Apple a publié son huitième rapport sur sa chaîne de production et ses fournisseurs [PDF]. Une publication accompagnée d'un entretien accordé au Financial Time par Jeff Williams, le responsable des opérations chez Apple (l'ancien poste de Cook). Une partie de ce compte-rendu concerne les « matières premières de la honte ».
Le vice-président annonce que depuis un mois, et pour la première fois, Apple a été en mesure de s'assurer que la tantalite utilisée dans les résistances ou condensateurs de ses produits ne provenait pas de régions où l'exploitation de certains minerais est à l'origine de conflits meurtriers, notamment en République démocratique du Congo.
C'est une problématique récurrente qui concerne toute l'industrie électronique (lire aussi Apple, Intel, HP et Motorola mènent le mouvement conflict-free). Intel au début janvier a fait des annonces aussi en ce sens. En 2010, interrogé sur la question, Steve Jobs avait expliqué qu'Apple s'en tenait, à défaut de mieux, à des engagements signés par ses fournisseurs :
Oui. Nous demandons à tous nos fournisseurs de s'engager par écrit à ne pas utiliser de "conflict minerals" (sic). Mais honnêtement, ils n'ont aucun moyen d'être sûrs. À moins que quelqu'un n'invente un moyen de tracer chimiquement les matières premières depuis la mine dont elles sont issues, ce sera un problème vraiment difficile à résoudre.
Aujourd'hui encore, Apple demande aux fonderies par lesquelles transitent ces minerais d'assurer leur traçabilité depuis les mines d'origine. Des audits sont conduits sur la provenance de l'or, de l'étain et du tungstène. Williams oppose à ce sujet deux stratégies. La première serait qu'Apple ne travaille qu'avec une poignée de fonderies dont elle a pu vérifier le sérieux « ce serait le chemin le plus rapide ».

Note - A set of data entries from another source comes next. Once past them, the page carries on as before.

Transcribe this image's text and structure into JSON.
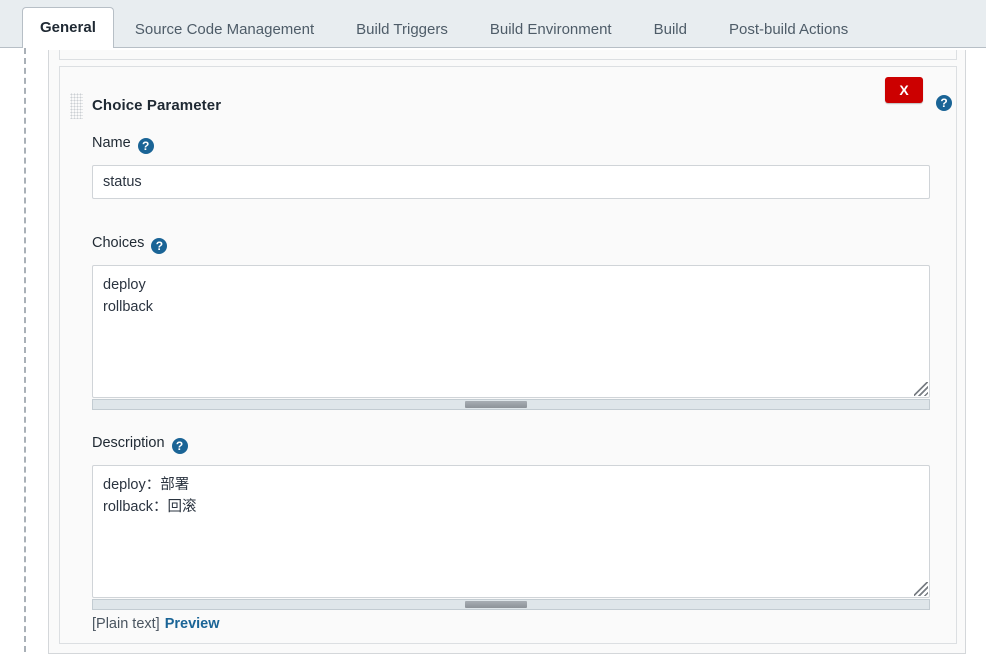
{
  "tabs": [
    {
      "label": "General",
      "active": true
    },
    {
      "label": "Source Code Management",
      "active": false
    },
    {
      "label": "Build Triggers",
      "active": false
    },
    {
      "label": "Build Environment",
      "active": false
    },
    {
      "label": "Build",
      "active": false
    },
    {
      "label": "Post-build Actions",
      "active": false
    }
  ],
  "parameter": {
    "title": "Choice Parameter",
    "delete_label": "X",
    "help_glyph": "?",
    "name": {
      "label": "Name",
      "value": "status"
    },
    "choices": {
      "label": "Choices",
      "value": "deploy\nrollback"
    },
    "description": {
      "label": "Description",
      "value": "deploy：部署\nrollback：回滚",
      "markup_note": "[Plain text]",
      "preview_label": "Preview"
    }
  },
  "colors": {
    "accent_blue": "#1a6496",
    "delete_red": "#cc0000",
    "tabbar_bg": "#e8edf0",
    "panel_bg": "#fafafa",
    "border": "#dcdfe2"
  }
}
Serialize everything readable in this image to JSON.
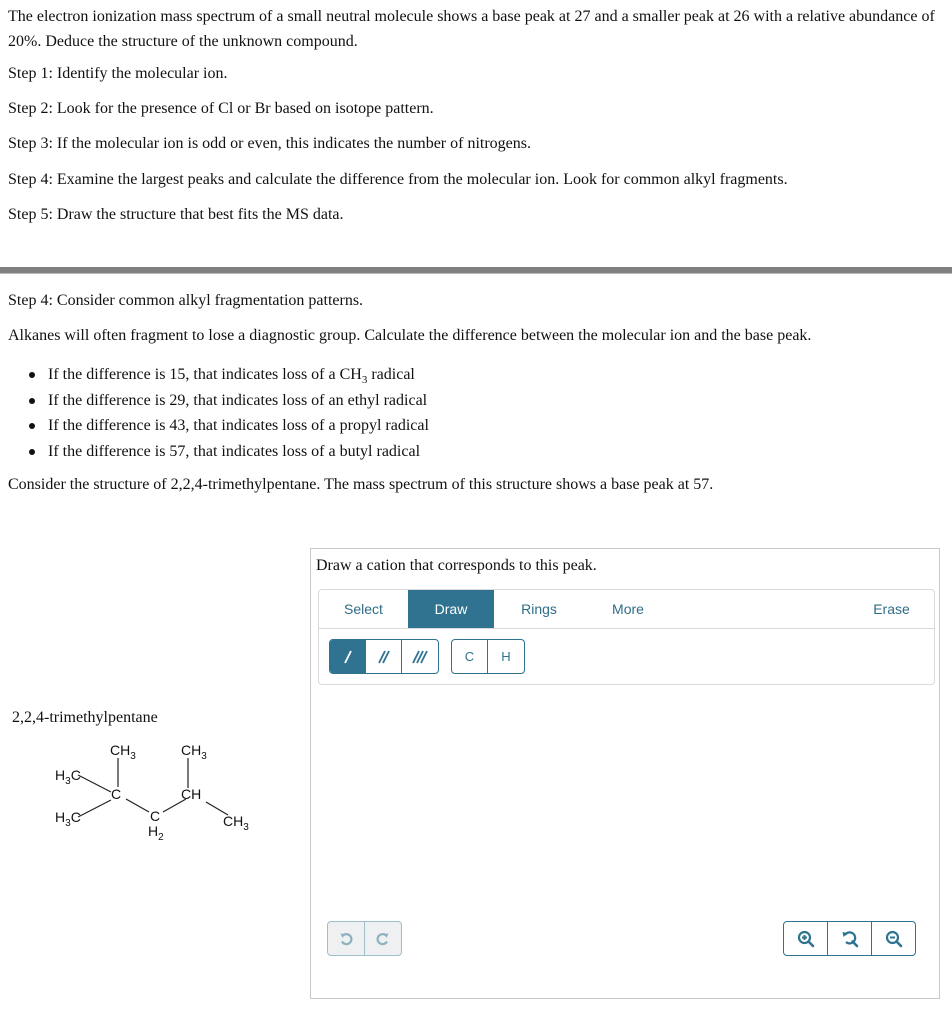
{
  "question": {
    "text": "The electron ionization mass spectrum of a small neutral molecule shows a base peak at 27 and a smaller peak at 26 with a relative abundance of 20%. Deduce the structure of the unknown compound.",
    "steps": [
      "Step 1: Identify the molecular ion.",
      "Step 2: Look for the presence of Cl or Br based on isotope pattern.",
      "Step 3: If the molecular ion is odd or even, this indicates the number of nitrogens.",
      "Step 4: Examine the largest peaks and calculate the difference from the molecular ion. Look for common alkyl fragments.",
      "Step 5: Draw the structure that best fits the MS data."
    ]
  },
  "hint": {
    "heading": "Step 4: Consider common alkyl fragmentation patterns.",
    "intro": "Alkanes will often fragment to lose a diagnostic group. Calculate the difference between the molecular ion and the base peak.",
    "bullets": [
      {
        "pre": "If the difference is 15, that indicates loss of a CH",
        "sub": "3",
        "post": " radical"
      },
      {
        "pre": "If the difference is 29, that indicates loss of an ethyl radical",
        "sub": "",
        "post": ""
      },
      {
        "pre": "If the difference is 43, that indicates loss of a propyl radical",
        "sub": "",
        "post": ""
      },
      {
        "pre": "If the difference is 57, that indicates loss of a butyl radical",
        "sub": "",
        "post": ""
      }
    ],
    "consider": "Consider the structure of 2,2,4-trimethylpentane. The mass spectrum of this structure shows a base peak at 57."
  },
  "molecule": {
    "name": "2,2,4-trimethylpentane",
    "labels": {
      "ch3": "CH",
      "h3c": "H",
      "c": "C",
      "ch": "CH",
      "h2": "H",
      "three": "3",
      "two": "2",
      "c_suffix": "C"
    }
  },
  "widget": {
    "prompt": "Draw a cation that corresponds to this peak.",
    "tabs": [
      "Select",
      "Draw",
      "Rings",
      "More",
      "Erase"
    ],
    "active_tab": "Draw",
    "atom_buttons": [
      "C",
      "H"
    ],
    "bond_buttons": [
      "single-bond",
      "double-bond",
      "triple-bond"
    ],
    "active_bond": "single-bond",
    "accent_color": "#2f7390"
  }
}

C'est l'autre voie qui a été privilégiée avec l'ambition de réellement peser sur le plus d'acteurs possible afin d'obtenir des évolutions de plus grande ampleur « Les fonderies sont un point de passage obligé. Si nous pouvons vérifier le plus de fonderies possible en exerçant cette pression, alors nous avons une chance réelle d'influer sur les diverses activités sur le terrain ».
Jeff Williams pointe toutefois les limites de cette approche. La moitié de la production mondiale de la tantalite est utilisée par l'industrie électronique, ce qui permet d'avoir quelques exigences et espérer qu'elles soient suivies d'effet. En revanche, ce secteur pèse nettement moins lorsqu'il s'agit d'étain, de tungstène ou d'or. La capacité à faire bouger les choses n'est donc pas la même.
Apple produit désormais une liste, établie avec des ONG [PDF] des fonderies qui répondent ou non aux exigences posées. Des installations présentes partout dans le monde, de l'Europe à l'Asie en passant par l'Afrique ou le Moyen-Orient. Dans l'ensemble de la chaîne de production des appareils d'Apple, 59 fonderies répondent aux exigences du programme "Conflict-Free Smelter Program", 23 s'y sont engagées et la situation n'est pas connue pour 104 autres, installées pour certaines en Europe, mais principalement en Chine et Indonésie.